Temperatures: Day 1–Mostly sunny 61 degrees, Day 2–Mostly sunny 73 degrees
Types of Runs: Day 1–Easy, Day 2–Long
Lengths: Day 1–6.01 miles, Day 2–21.1 miles
Types of routes: Day 1–gradual uphill and downhill with one downhill descent; Day 2-gradual uphill and downhill with three uphill climbs and five downhill descents
Times: Day 1–43 minutes, 53 seconds; Day 2–2 hours, 38 minutes, 52 seconds
Paces per mile: Day 1–7:18, Day 2–7:32
Reason for Runs: Day 1–This was a short, easy run. The goal is to just give the legs and body some work but not too much. I like to keep the mileage low for this run as it’s between an interval workout and a long run. I don’t want to stress my legs any further.
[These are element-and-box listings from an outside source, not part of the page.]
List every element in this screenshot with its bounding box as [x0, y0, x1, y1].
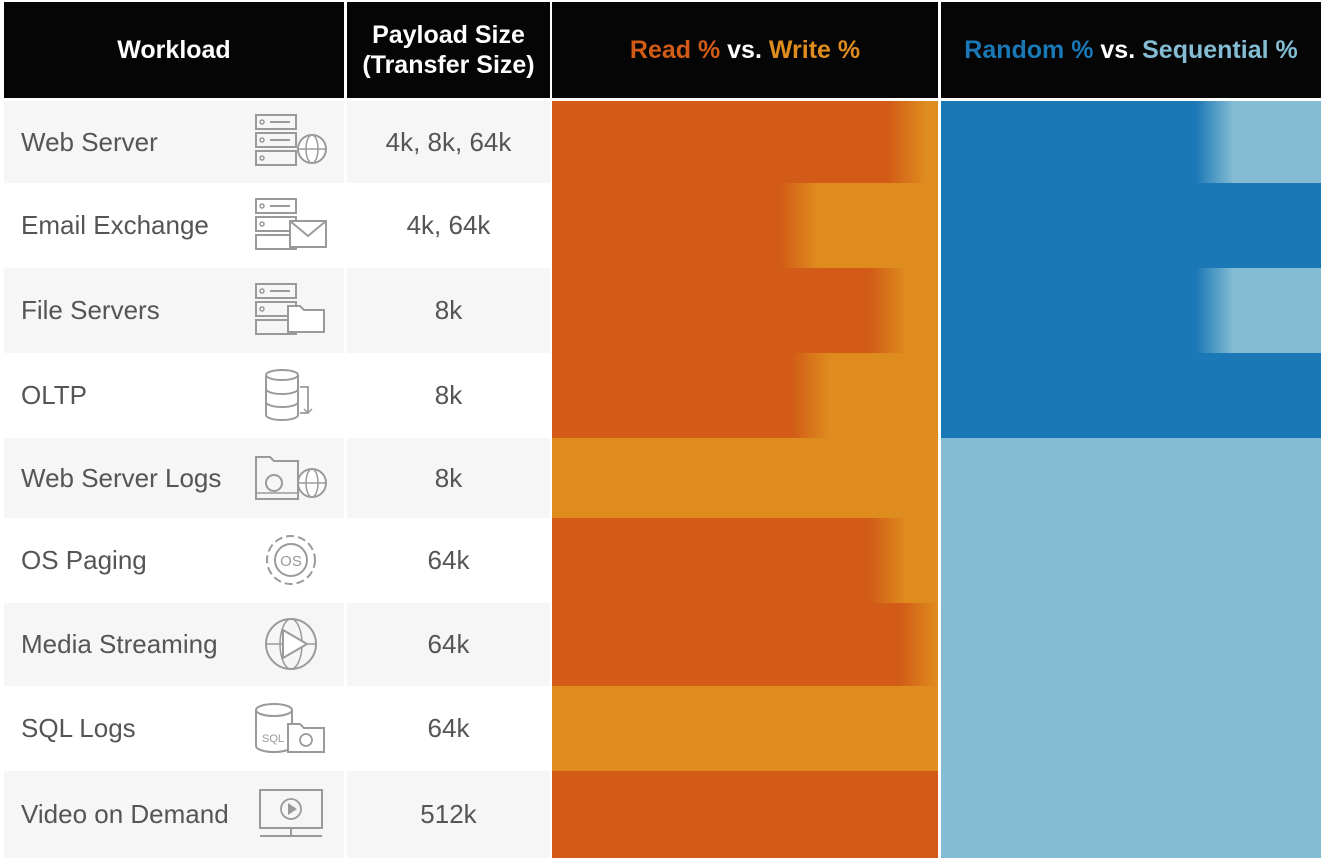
random-sequential-bar [941, 183, 1321, 268]
table-row-workload: OS Paging OS [4, 518, 344, 603]
workload-label: Web Server Logs [21, 462, 222, 493]
table-row-workload: SQL Logs SQL [4, 686, 344, 771]
table-row-workload: Web Server Logs [4, 438, 344, 518]
header-write-label: Write % [768, 36, 861, 64]
random-sequential-bar [941, 603, 1321, 686]
workload-label: Media Streaming [21, 629, 218, 659]
os-gear-icon: OS [250, 530, 332, 592]
workload-label: File Servers [21, 295, 160, 325]
read-write-bar [552, 518, 938, 603]
workload-label: OS Paging [21, 545, 147, 575]
random-sequential-bar [941, 771, 1321, 858]
read-write-bar [552, 101, 938, 183]
payload-size-cell: 64k [347, 518, 550, 603]
random-sequential-bar [941, 518, 1321, 603]
payload-size-cell: 8k [347, 268, 550, 353]
header-workload-label: Workload [117, 36, 231, 64]
header-rw-vs: vs. [727, 36, 762, 64]
table-row-workload: OLTP [4, 353, 344, 438]
server-mail-icon [250, 195, 332, 257]
table-row-workload: Video on Demand [4, 771, 344, 858]
video-monitor-icon [250, 784, 332, 846]
random-sequential-bar [941, 353, 1321, 438]
play-globe-icon [250, 614, 332, 676]
header-payload: Payload Size (Transfer Size) [347, 2, 550, 98]
table-row-workload: Media Streaming [4, 603, 344, 686]
server-globe-icon [250, 111, 332, 173]
payload-size-cell: 64k [347, 686, 550, 771]
header-random-sequential: Random % vs. Sequential % [941, 2, 1321, 98]
random-sequential-bar [941, 686, 1321, 771]
log-globe-icon [250, 447, 332, 509]
payload-size-cell: 8k [347, 353, 550, 438]
read-write-bar [552, 353, 938, 438]
header-payload-line2: (Transfer Size) [362, 51, 535, 79]
database-sync-icon [250, 365, 332, 427]
read-write-bar [552, 438, 938, 518]
header-rs-vs: vs. [1100, 36, 1136, 64]
header-random-label: Random % [964, 36, 1094, 64]
table-row-workload: Email Exchange [4, 183, 344, 268]
header-read-label: Read % [629, 36, 721, 64]
header-workload: Workload [4, 2, 344, 98]
workload-label: Email Exchange [21, 210, 209, 240]
server-folder-icon [250, 280, 332, 342]
header-payload-line1: Payload Size [372, 21, 525, 49]
payload-size-cell: 4k, 64k [347, 183, 550, 268]
svg-text:SQL: SQL [262, 733, 284, 745]
table-row-workload: File Servers [4, 268, 344, 353]
payload-size-cell: 64k [347, 603, 550, 686]
workload-label: Video on Demand [21, 799, 229, 829]
payload-size-cell: 8k [347, 438, 550, 518]
header-read-write: Read % vs. Write % [552, 2, 938, 98]
random-sequential-bar [941, 268, 1321, 353]
read-write-bar [552, 771, 938, 858]
sql-log-icon: SQL [250, 698, 332, 760]
read-write-bar [552, 183, 938, 268]
random-sequential-bar [941, 438, 1321, 518]
read-write-bar [552, 268, 938, 353]
read-write-bar [552, 603, 938, 686]
header-sequential-label: Sequential % [1142, 36, 1298, 64]
table-row-workload: Web Server [4, 101, 344, 183]
read-write-bar [552, 686, 938, 771]
payload-size-cell: 4k, 8k, 64k [347, 101, 550, 183]
workload-label: Web Server [21, 126, 158, 157]
svg-text:OS: OS [280, 553, 302, 570]
payload-size-cell: 512k [347, 771, 550, 858]
workload-label: SQL Logs [21, 713, 136, 743]
workload-label: OLTP [21, 380, 87, 410]
random-sequential-bar [941, 101, 1321, 183]
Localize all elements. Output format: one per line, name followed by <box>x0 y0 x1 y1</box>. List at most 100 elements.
Day 2–The long run is a staple to marathon training. In fact, if you had to choose only one difficult weekly workout to do while training for a marathon then the long run would be the one to keep. It’s the run that will boost endurance and help the body adjust to the distance and length of time on its feet. Generally, the long run is done at an easier and more manageable pace. Sometimes it helps to throw in some miles at marathon pace but not during every long run. This was my third of four planned 20+ mile long runs. Why 20? Part of it is a mental thing for runners. If they can get to and above 20 then that can give them the confidence they can complete the race. Also, it’s important for the body to feel what it’s like to run that far so it’s not a shock come race day. The body makes changes after long runs. It learns to burn glycogen and fat better. Capillaries grow to allow more blood/energy to reach the muscles. The heart gets stronger too and learns to pump blood efficiently.
How did I feel? Day 1–Good. I took it easy and made sure I was comfortable with the pace. My legs felt fine a day after an 8-mile interval session. I met up with my wife who was walking. I ended my run near her route for a nice walk back home.
Day 2–Fine. My legs felt good mostly. Of course, they started to wear down toward the end of the run which is normal. The weather was a little warmer than it has been but I don’t think it was much of a factor in my performance. My pacing was generally good and consistent considering the route had almost 1,000 feet in total climbing. It was a hilly route so mile splits can vary, especially if you have a big climb in the middle of a mile. My perceived effort never really changed during the run. 21 miles is a long way to go. Sometimes I get bored on my long runs and anxious to finish them. That’s not always good as they can seem uncomfortable when the focus is just on finishing. Today, I was more patient. I took it mile-by-mile until I was done. Of course, I was counting down but I wasn’t anxious about finishing. I think if you focus on each particular mile at that moment and running it a certain way (fast, easy, etc.) then the long run will seem less grueling and time consuming. Easier said than done but that’s why you practice it. Hopefully, that advice can help with your next long run.